Brahman/i / by Guest User

April 9, 2014
By Nina Metz
Tribune Reporter

Staged as though it were a stand-up routine, with requisite brick-wall backdrop and mic stand center stage, this show from Minneapolis-based playwright Aditi Brennan Kapil and performed by the dynamic Chicago actress Fawzia Mirza presents a certain grammatical challenge. To paraphrase a line from the show: Who invented pronouns?

Gender, cultural identity and the pains of adolescence get a thorough filleting and grilling in this story of an American child of Indian immigrants who is born intersex, with both male and female genital characteristics.

When Brahman first takes the stage, in a leather jacket and hoodie, he identifies as male. (The show is a collaboration from Silk Road Rising and About Face.) "In my comedic stylings I'll be relying heavily on the whole just-being-Indian thing, as is my ethnocultural right" he says. "Frankly, you people are suckers for the funny accent. I could recite the damn phone book up in here."

But midway through, with a scarf tied at the waste and lipstick applied, Brahman/i identifies as female, a process set in motion (in part) after observing the allure of teenage girls: "I mean they're shining, and it's scary — they're scary and all-powerful."

By the show's end? Well, s/he is a bit of both genders: "I'm relying heavily on your lascivious curiosity about what's in my pants. My penis-slash-vagina." Of course, the story is about so much more.

Charismatic and flippant, though lacking a stand-up's knack for pacing, Mirza stalks the stage as if her blood ran with caffeine. Her delivery is fast and witty (she's especially sharp when analyzing slide images of the exuberant, oft-strange pornographic stone reliefs that decorate an ancient Hindu temple), but the performance is also invulnerable. What we see is an uncommonly unique character who comes across as a deeper thinker on the surface, but one moving too fast to stop for much reflection.
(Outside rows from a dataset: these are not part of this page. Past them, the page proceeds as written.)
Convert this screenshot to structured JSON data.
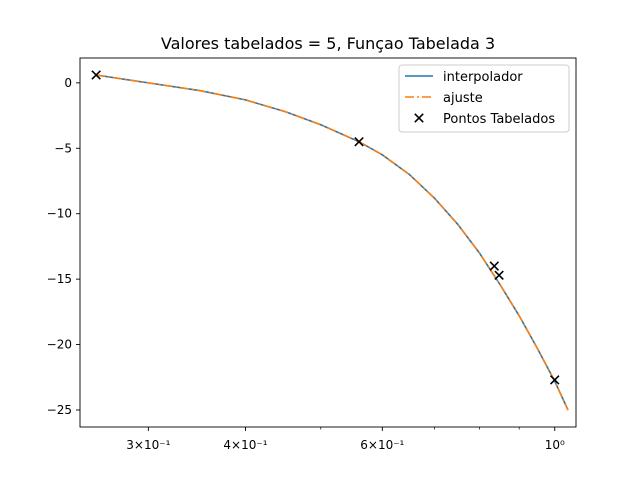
{
  "chart_data": {
    "type": "line",
    "title": "Valores tabelados = 5, Funçao Tabelada 3",
    "xlabel": "",
    "ylabel": "",
    "xscale": "log",
    "xlim": [
      0.245,
      1.065
    ],
    "ylim": [
      -26.3,
      1.9
    ],
    "grid": false,
    "legend": "top-right",
    "x_ticks": [
      {
        "value": 0.3,
        "label": "3×10⁻¹"
      },
      {
        "value": 0.4,
        "label": "4×10⁻¹"
      },
      {
        "value": 0.6,
        "label": "6×10⁻¹"
      },
      {
        "value": 1.0,
        "label": "10⁰"
      }
    ],
    "x_minor_ticks": [
      0.5,
      0.7,
      0.8,
      0.9
    ],
    "y_ticks": [
      {
        "value": 0,
        "label": "0"
      },
      {
        "value": -5,
        "label": "−5"
      },
      {
        "value": -10,
        "label": "−10"
      },
      {
        "value": -15,
        "label": "−15"
      },
      {
        "value": -20,
        "label": "−20"
      },
      {
        "value": -25,
        "label": "−25"
      }
    ],
    "series": [
      {
        "name": "interpolador",
        "style": "solid",
        "color": "#1f77b4",
        "x": [
          0.257,
          0.3,
          0.35,
          0.4,
          0.45,
          0.5,
          0.56,
          0.6,
          0.65,
          0.7,
          0.75,
          0.8,
          0.85,
          0.9,
          0.95,
          1.0,
          1.04
        ],
        "y": [
          0.6,
          0.0,
          -0.6,
          -1.3,
          -2.2,
          -3.2,
          -4.5,
          -5.5,
          -7.0,
          -8.8,
          -10.8,
          -13.0,
          -15.4,
          -17.8,
          -20.3,
          -22.8,
          -25.0
        ]
      },
      {
        "name": "ajuste",
        "style": "dashdot",
        "color": "#ff7f0e",
        "x": [
          0.257,
          0.3,
          0.35,
          0.4,
          0.45,
          0.5,
          0.56,
          0.6,
          0.65,
          0.7,
          0.75,
          0.8,
          0.85,
          0.9,
          0.95,
          1.0,
          1.04
        ],
        "y": [
          0.6,
          0.0,
          -0.6,
          -1.3,
          -2.2,
          -3.2,
          -4.5,
          -5.5,
          -7.0,
          -8.8,
          -10.8,
          -13.0,
          -15.4,
          -17.8,
          -20.3,
          -22.8,
          -25.0
        ]
      },
      {
        "name": "Pontos Tabelados",
        "style": "marker-x",
        "color": "#000000",
        "x": [
          0.257,
          0.56,
          0.836,
          0.848,
          1.0
        ],
        "y": [
          0.6,
          -4.5,
          -14.0,
          -14.7,
          -22.7
        ]
      }
    ]
  }
}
If a play like this is to fully work, it has to deliver on its conceit. As directed by Andrew Volkoff, it zooms along — through jokes, personal anecdotes and sardonic asides about Stonehenge — with unvarying velocity. But comedians are meticulous about timing and how they unfurl an act, and at 1 hour, 45 minutes, the minimal blocking options and uninterrupted tempo become cracks in the show's facade.